What is the difference between the syntax ptr = (int *) malloc (sizeof (int)) and ptr = malloc (sizeof (int))?

Both statements do the same, and the end result is the same, differing only in details of writing and portability.

I remember that the malloc function returns a void* , that is, a generic type pointer , and you can not use it directly without first converting it to the type you want.

With cast

ptr = (int*) malloc (sizeof(int));

In this case it explicitly converts void* to int* . This will make the code portable for some very old compilers or for c ++, although in c ++ it has better ways of allocating memory than the malloc .

No cast

ptr = malloc (sizeof(int));

Here the void* is automatically promoted to the type of pointer that has left, the ptr . It means that if ptr is of type int* :

int *ptr = malloc (sizeof(int));

The void* is converted to int* by the compiler. This gives you more flexibility because if you have to change the type of ptr is less a place where you have to change things.

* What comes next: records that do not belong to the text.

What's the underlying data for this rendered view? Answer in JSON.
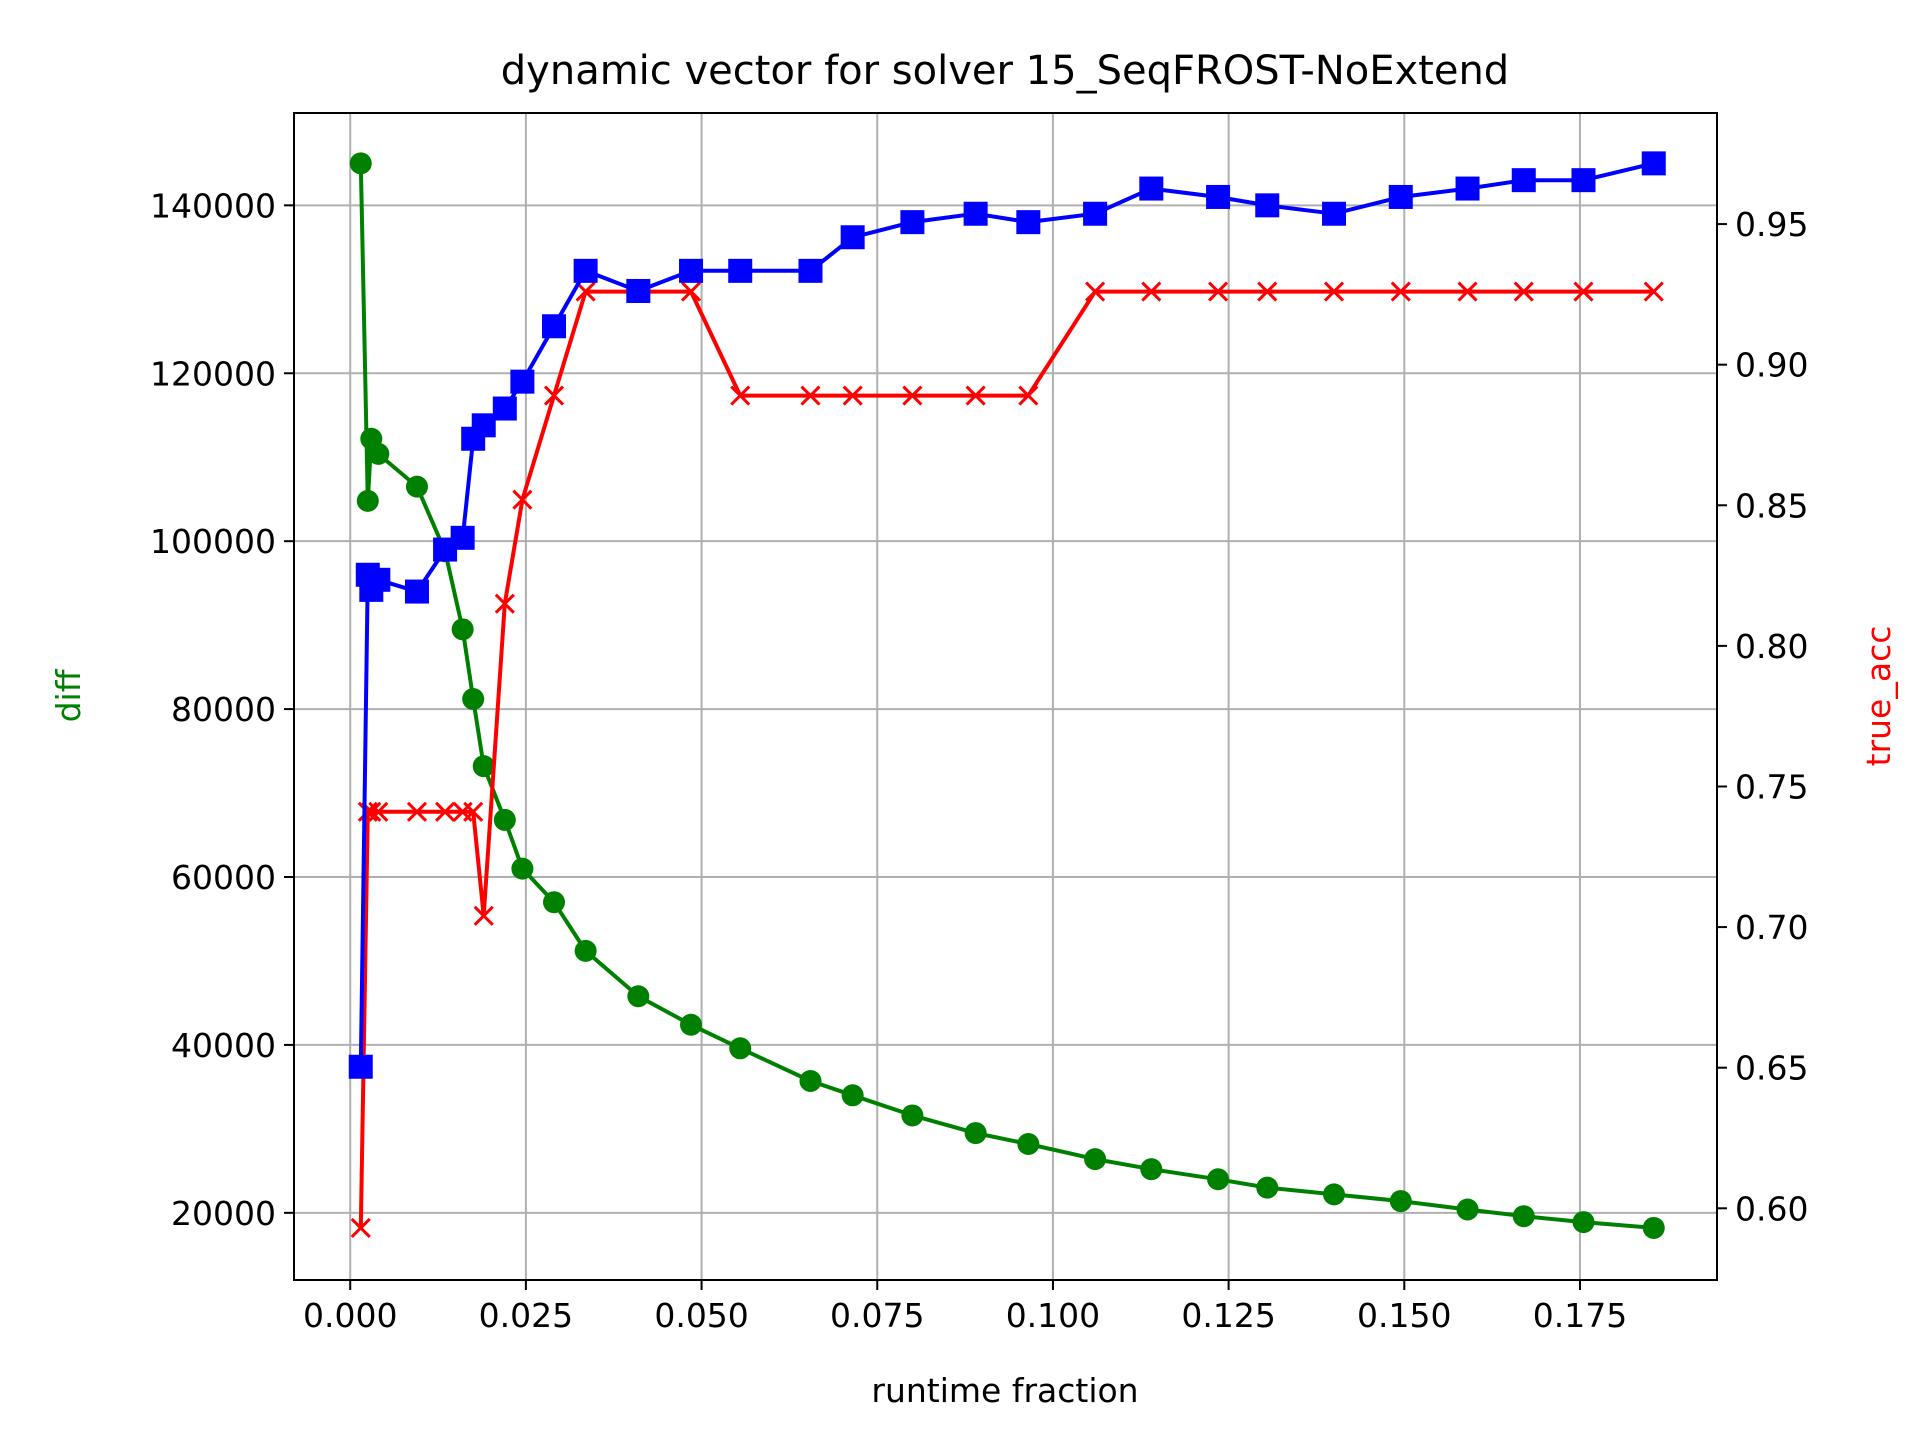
{
  "chart_data": {
    "type": "line",
    "title": "dynamic vector for solver 15_SeqFROST-NoExtend",
    "xlabel": "runtime fraction",
    "ylabel_left": "diff",
    "ylabel_right": "true_acc",
    "xlim": [
      -0.008,
      0.1945
    ],
    "ylim_left": [
      12000,
      151000
    ],
    "ylim_right": [
      0.5745,
      0.9895
    ],
    "grid": true,
    "x_ticks": [
      "0.000",
      "0.025",
      "0.050",
      "0.075",
      "0.100",
      "0.125",
      "0.150",
      "0.175"
    ],
    "y_left_ticks": [
      "20000",
      "40000",
      "60000",
      "80000",
      "100000",
      "120000",
      "140000"
    ],
    "y_right_ticks": [
      "0.60",
      "0.65",
      "0.70",
      "0.75",
      "0.80",
      "0.85",
      "0.90",
      "0.95"
    ],
    "colors": {
      "diff": "#008000",
      "blue_series": "#0000ff",
      "true_acc": "#ff0000",
      "grid": "#b0b0b0"
    },
    "series": [
      {
        "axis": "left",
        "marker": "circle",
        "color": "#008000",
        "x": [
          0.0015,
          0.0025,
          0.003,
          0.004,
          0.0095,
          0.0135,
          0.016,
          0.0175,
          0.019,
          0.022,
          0.0245,
          0.029,
          0.0335,
          0.041,
          0.0485,
          0.0555,
          0.0655,
          0.0715,
          0.08,
          0.089,
          0.0965,
          0.106,
          0.114,
          0.1235,
          0.1305,
          0.14,
          0.1495,
          0.159,
          0.167,
          0.1755,
          0.1855
        ],
        "y": [
          145000,
          104800,
          112200,
          110400,
          106500,
          98800,
          89500,
          81200,
          73200,
          66800,
          61000,
          57000,
          51200,
          45800,
          42400,
          39600,
          35700,
          34000,
          31600,
          29500,
          28200,
          26400,
          25200,
          24000,
          23000,
          22200,
          21400,
          20400,
          19600,
          18900,
          18200
        ]
      },
      {
        "axis": "left",
        "marker": "square",
        "color": "#0000ff",
        "x": [
          0.0015,
          0.0025,
          0.003,
          0.004,
          0.0095,
          0.0135,
          0.016,
          0.0175,
          0.019,
          0.022,
          0.0245,
          0.029,
          0.0335,
          0.041,
          0.0485,
          0.0555,
          0.0655,
          0.0715,
          0.08,
          0.089,
          0.0965,
          0.106,
          0.114,
          0.1235,
          0.1305,
          0.14,
          0.1495,
          0.159,
          0.167,
          0.1755,
          0.1855
        ],
        "y": [
          37400,
          96000,
          94200,
          95400,
          94000,
          99000,
          100400,
          112200,
          113800,
          115800,
          119000,
          125600,
          132200,
          129800,
          132200,
          132200,
          132200,
          136200,
          138000,
          139000,
          138000,
          139000,
          142000,
          141000,
          140000,
          139000,
          141000,
          142000,
          143000,
          143000,
          145000
        ]
      },
      {
        "axis": "right",
        "marker": "x",
        "color": "#ff0000",
        "x": [
          0.0015,
          0.0025,
          0.003,
          0.004,
          0.0095,
          0.0135,
          0.016,
          0.0175,
          0.019,
          0.022,
          0.0245,
          0.029,
          0.0335,
          0.041,
          0.0485,
          0.0555,
          0.0655,
          0.0715,
          0.08,
          0.089,
          0.0965,
          0.106,
          0.114,
          0.1235,
          0.1305,
          0.14,
          0.1495,
          0.159,
          0.167,
          0.1755,
          0.1855
        ],
        "y": [
          0.593,
          0.741,
          0.741,
          0.741,
          0.741,
          0.741,
          0.741,
          0.741,
          0.704,
          0.815,
          0.852,
          0.889,
          0.926,
          0.926,
          0.926,
          0.889,
          0.889,
          0.889,
          0.889,
          0.889,
          0.889,
          0.926,
          0.926,
          0.926,
          0.926,
          0.926,
          0.926,
          0.926,
          0.926,
          0.926,
          0.926
        ]
      }
    ]
  }
}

You can do one more step in this direction if instead of putting sizeof(int) put the type in sizeof based on the pointer:

int *ptr = malloc(sizeof(*ptr));

Note that if you want to change the type of ptr to char* the whole statement is still valid and nothing else needs to be changed, in which case it will be converted to char* :

char *ptr = malloc(sizeof(*ptr));

In addition to this, it makes the code more readable because it is less extensive, especially when the types to be allocated are long.

Compare:

unsigned long long *ptr = (unsigned long long*) malloc(sizeof(unsigned long long));

With:

unsigned long long *ptr = malloc(sizeof(*ptr));

The malloc function returns a pointer to an untyped (void *) memory, however, we will usually use that memory with a pointer of some defined type and so the first line cast for (int *) (which indicates that ptr was of type int *). The second line ptr is of the type void * (otherwise it would give compilation error).